Some in the field assume that scaling is simply a matter of running the same chemistry in a bigger pot, but our experience proves that growth uncovers new issues—temperature gradients, agitation limits, unforeseen impurity formation. We keep process engineers close to the lab team, sharing ongoing findings so operators at any site can anticipate issues before they lead to lost batches. This cross-talk is rarely discussed but forms the backbone of reliable manufacturing.
Supply chain uncertainties—raw material shortages or global shipping delays—occasionally disrupt schedules. We carry multi-source backups for key chemicals and maintain higher warehouse safety stocks than old models might suggest. This forward planning becomes invisible when orders arrive on time but proves its worth during periods of global volatility.
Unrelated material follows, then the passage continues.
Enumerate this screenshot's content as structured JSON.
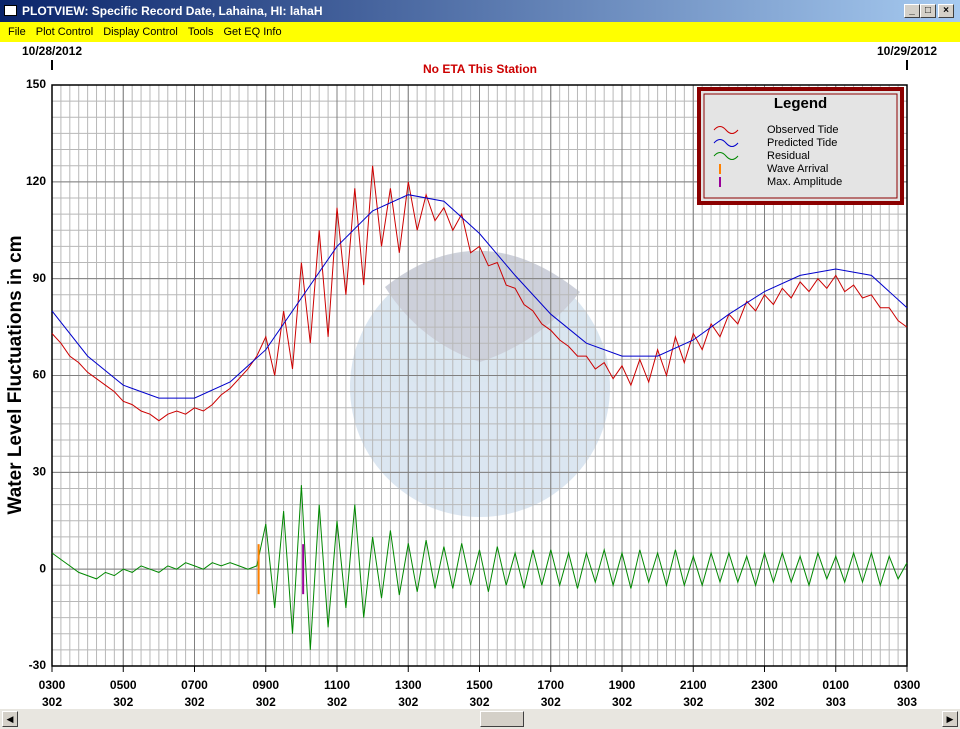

4-methoxypyridine-3-carboxaldehyde remains one of the best examples of a specialty intermediate whose importance grows as molecular design work becomes more sophisticated. As the pharma and life sciences drive toward more selective, functionalized heterocycles, we see the need for this product growing—not just in research, but in demand for kilogram and ton-scale delivery under ever higher quality demands. The lessons learned through years of practical production, real feedback, and hands-on problem solving continue to drive improvements in consistency, reliability, and customer support.
For every customer project that succeeds with the help of 4-methoxypyridine-3-carboxaldehyde, we feel the direct impact of careful chemistry, good communication, and thorough preparation. That ongoing commitment to detailed process knowledge and real-world results supports not just today’s synthetic needs, but tomorrow’s breakthroughs, too.